Environmentalists and legal experts are criticizing the government’s decision to leave toxic fracking chemicals off a list of pollutants going into Canada’s air, land, and water.
Feds Criticized for Leaving Fracking Chemicals Off Pollutant List
Protesters gather outside the Nova Scotia legislature in Halifax to show their opposition to the use of hydraulic fracturing on April 22, 2011. Environmentalists and legal experts are criticizing the federal government's decision to leave toxic fracking chemicals off a list of pollutants going into Canada's air, land, and water. (The Canadian Press/Andrew Vaughan)
The Canadian Press
7/23/2014
Updated:
7/23/2014

OTTAWA—Environmentalists and legal experts are criticizing the federal government’s decision to leave toxic fracking chemicals off a list of pollutants going into Canada’s air, land, and water. 

“The government doesn’t know exactly which chemicals are being used for fracking and as a result doesn’t know the risk that may be posed by those chemicals,” that is Joseph Castrilli of the Canadian Environmental Law Association, an Ontario-based legal-aid clinic for environmental issues, said Wednesday. 

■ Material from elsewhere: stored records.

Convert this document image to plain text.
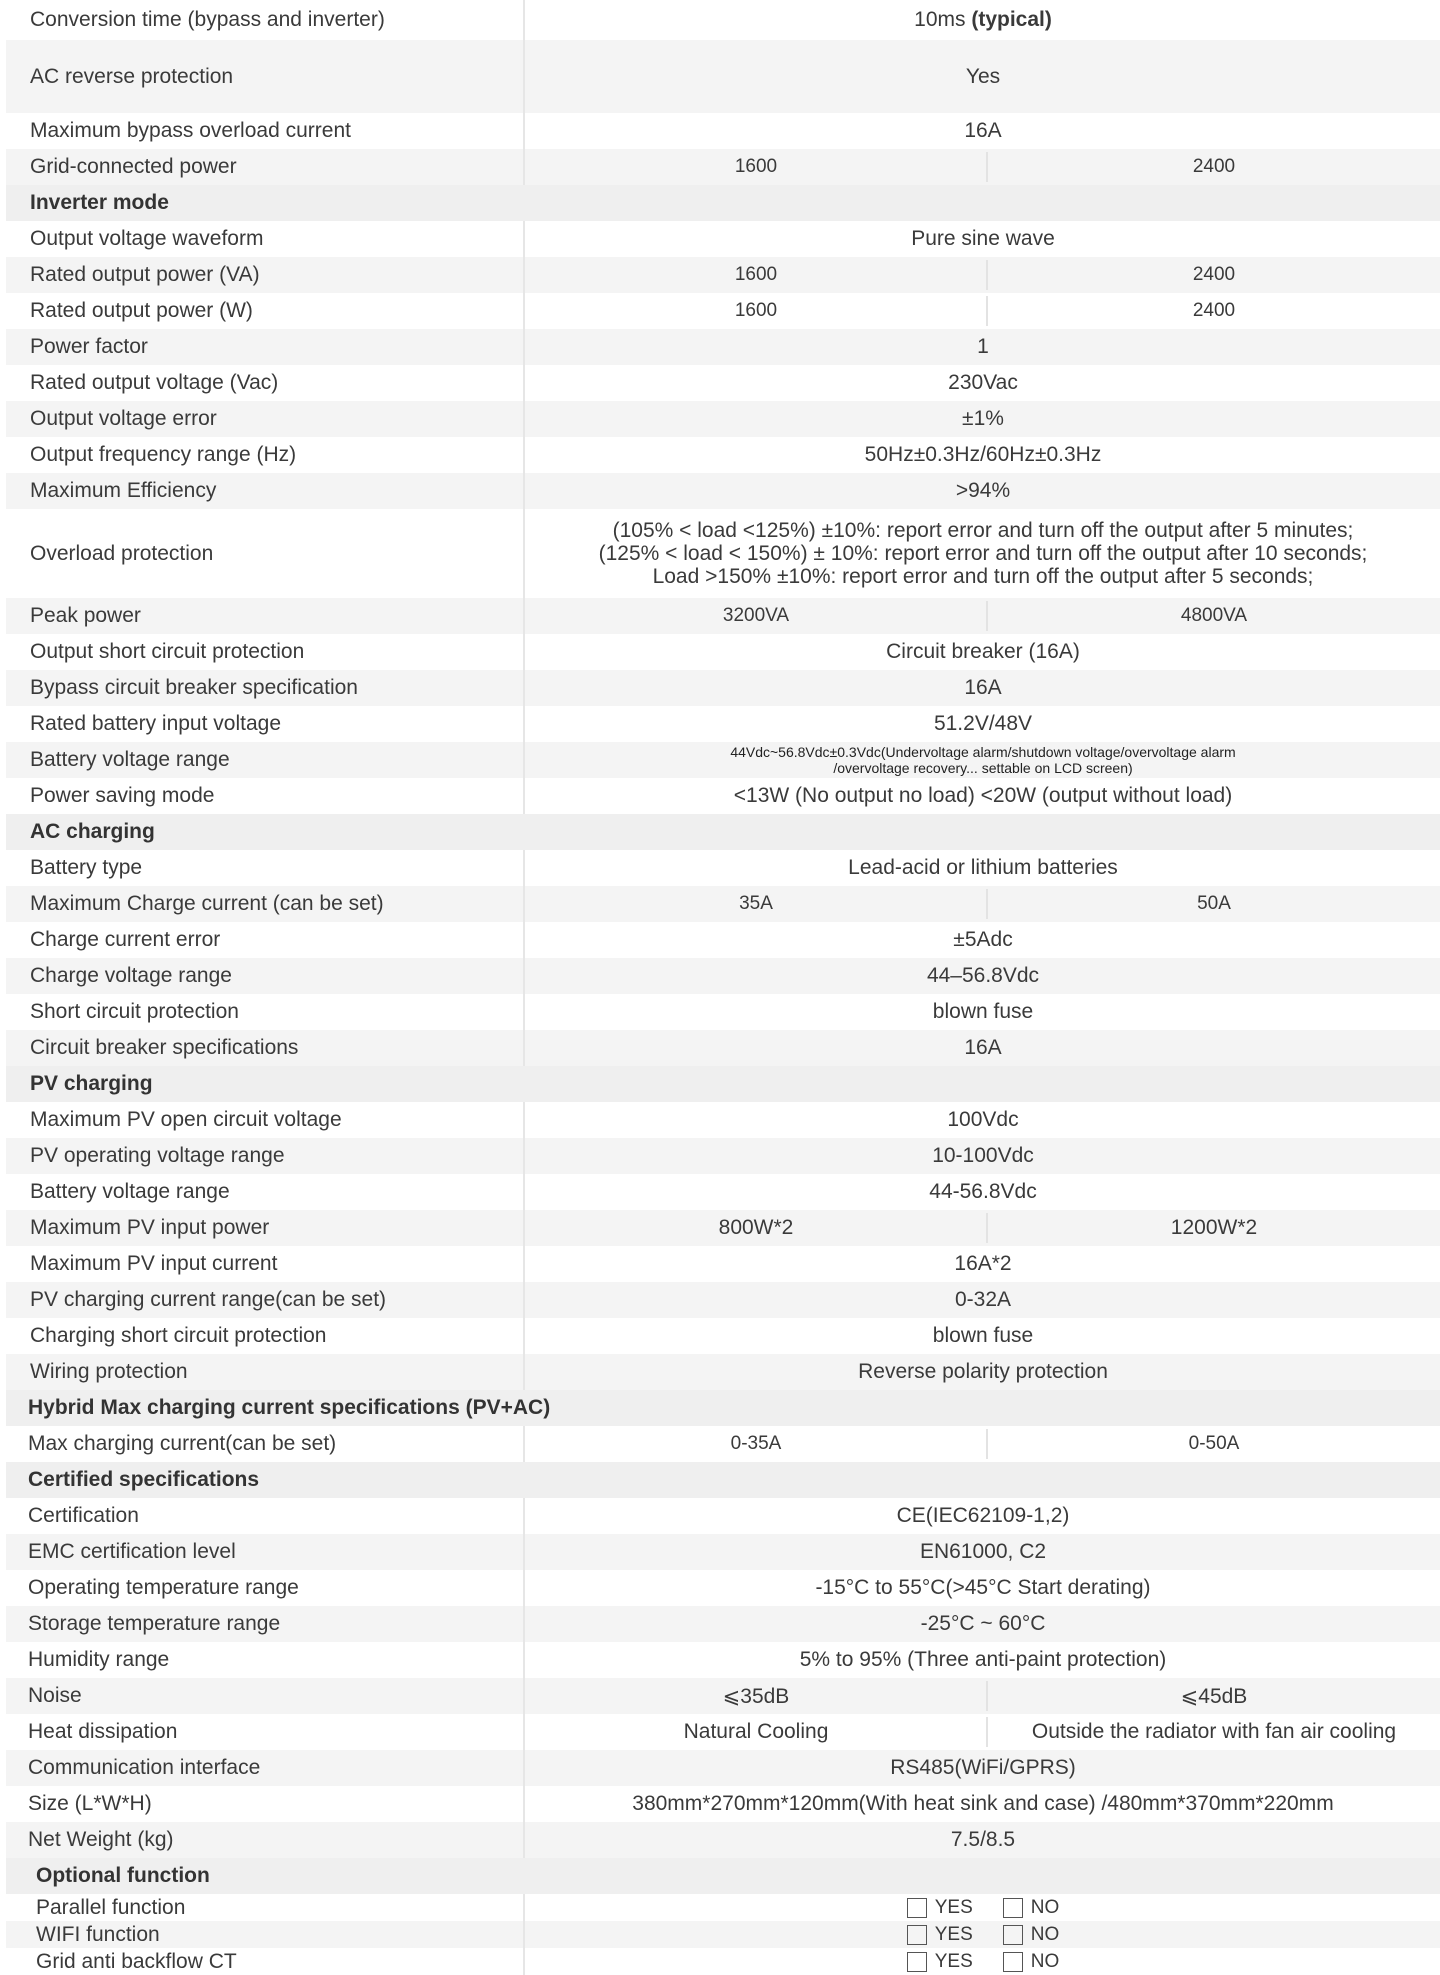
Conversion time (bypass and inverter)	10ms
(typical)
AC reverse protection	Yes
Maximum bypass overload current	16A
Grid-connected power	1600	2400
Inverter mode
Output voltage waveform	Pure sine wave
Rated output power (VA)	1600	2400
Rated output power (W)	1600	2400
Power factor	1
Rated output voltage (Vac)	230Vac
Output voltage error	±1%
Output frequency range (Hz)	50Hz±0.3Hz/60Hz±0.3Hz
Maximum Efficiency	>94%
Overload protection
(105% < load <125%) ±10%: report error and turn off the output after 5 minutes;
(125% < load < 150%) ± 10%: report error and turn off the output after 10 seconds;
Load >150% ±10%: report error and turn off the output after 5 seconds;
Peak power	3200VA	4800VA
Output short circuit protection	Circuit breaker (16A)
Bypass circuit breaker specification	16A
Rated battery input voltage	51.2V/48V
Battery voltage range	44Vdc~56.8Vdc±0.3Vdc(Undervoltage alarm/shutdown voltage/overvoltage alarm
/overvoltage recovery... settable on LCD screen)
Power saving mode	<13W (No output no load) <20W (output without load)
AC charging
Battery type	Lead-acid or lithium batteries
Maximum Charge current (can be set)	35A	50A
Charge current error	±5Adc
Charge voltage range	44–56.8Vdc
Short circuit protection	blown fuse
Circuit breaker specifications	16A
PV charging
Maximum PV open circuit voltage	100Vdc
PV operating voltage range	10-100Vdc
Battery voltage range	44-56.8Vdc
Maximum PV input power	800W*2	1200W*2
Maximum PV input current	16A*2
PV charging current range(can be set)	0-32A
Charging short circuit protection	blown fuse
Wiring protection	Reverse polarity protection
Hybrid Max charging current specifications (PV+AC)
Max charging current(can be set)	0-35A	0-50A
Certified specifications
Certification	CE(IEC62109-1,2)
EMC certification level	EN61000, C2
Operating temperature range	-15°C to 55°C(>45°C Start derating)
Storage temperature range	-25°C ~ 60°C
Humidity range	5% to 95% (Three anti-paint protection)
Noise	⩽35dB	⩽45dB
Heat dissipation	Natural Cooling	Outside the radiator with fan air cooling
Communication interface	RS485(WiFi/GPRS)
Size (L*W*H)	380mm*270mm*120mm(With heat sink and case) /480mm*370mm*220mm
Net Weight (kg)	7.5/8.5
Optional function
Parallel function	YES	NO
WIFI function	YES	NO
Grid anti backflow CT	YES	NO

“They’re dangerous and they’re extensively used across the country.” 

Earlier this month, Environment Canada posted an updated list of chemicals that come under the National Pollutant Release Inventory. That inventory lists the sources and amounts released of 363 harmful chemicals. 

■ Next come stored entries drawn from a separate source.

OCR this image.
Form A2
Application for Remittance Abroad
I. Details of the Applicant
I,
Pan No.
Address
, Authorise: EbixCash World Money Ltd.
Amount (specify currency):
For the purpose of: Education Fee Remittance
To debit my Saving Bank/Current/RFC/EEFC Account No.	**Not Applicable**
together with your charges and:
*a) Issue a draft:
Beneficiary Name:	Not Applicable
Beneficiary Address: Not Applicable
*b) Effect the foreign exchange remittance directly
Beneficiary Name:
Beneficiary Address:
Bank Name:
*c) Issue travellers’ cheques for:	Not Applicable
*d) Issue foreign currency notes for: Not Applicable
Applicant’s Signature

Three environmental groups had asked the department to include fracking chemicals on that list. 

A recent U.S. report found 750 different chemicals are used in fracking, at least 29 of which are considered toxic or carcinogenic. And a study by the Canadian Council of Academies concluded that the silence around such additives is a major roadblock in understanding the environmental impact of fracking, which extracts otherwise inaccessible oil and gas by fracturing rocks with high-pressure injections of water and other compounds. 

“To assess any potential impacts and to design monitoring strategies, the exact chemical composition of the hydraulic fracturing additives, as well as toxicity assessments and persistence and mobility tests, are needed,” the study said. 

The Canadian Association of Petroleum Producers, in public materials and in meetings with government, has supported disclosure of fracking chemicals. Alberta and British Columbia already require it—although they exempt substances considered trade secrets. 

Environment Canada ruled such chemicals aren’t used regularly enough or in large enough quantities to be inventoried. 

“The quantities of [inventoried] substances used at individual wells are unlikely to meet the existing reporting thresholds for individual substances,” say documents on Environment Canada’s website. 

The documents add that the inventory was never intended to be an exhaustive list of pollutants. 
“The (inventory) is a key tool for identifying and monitoring sources of pollution in Canada, but it does not provide information on all pollutants or every source of pollution.” 

Critics say Environment Canada’s response ignores possible cumulative effects. Nor does it consider that while fracking isn’t continuous at any one wellsite, that doesn’t mean releases aren’t continuous. 

“In all years, somebody’s fracking somewhere in the country,” Castrilli said.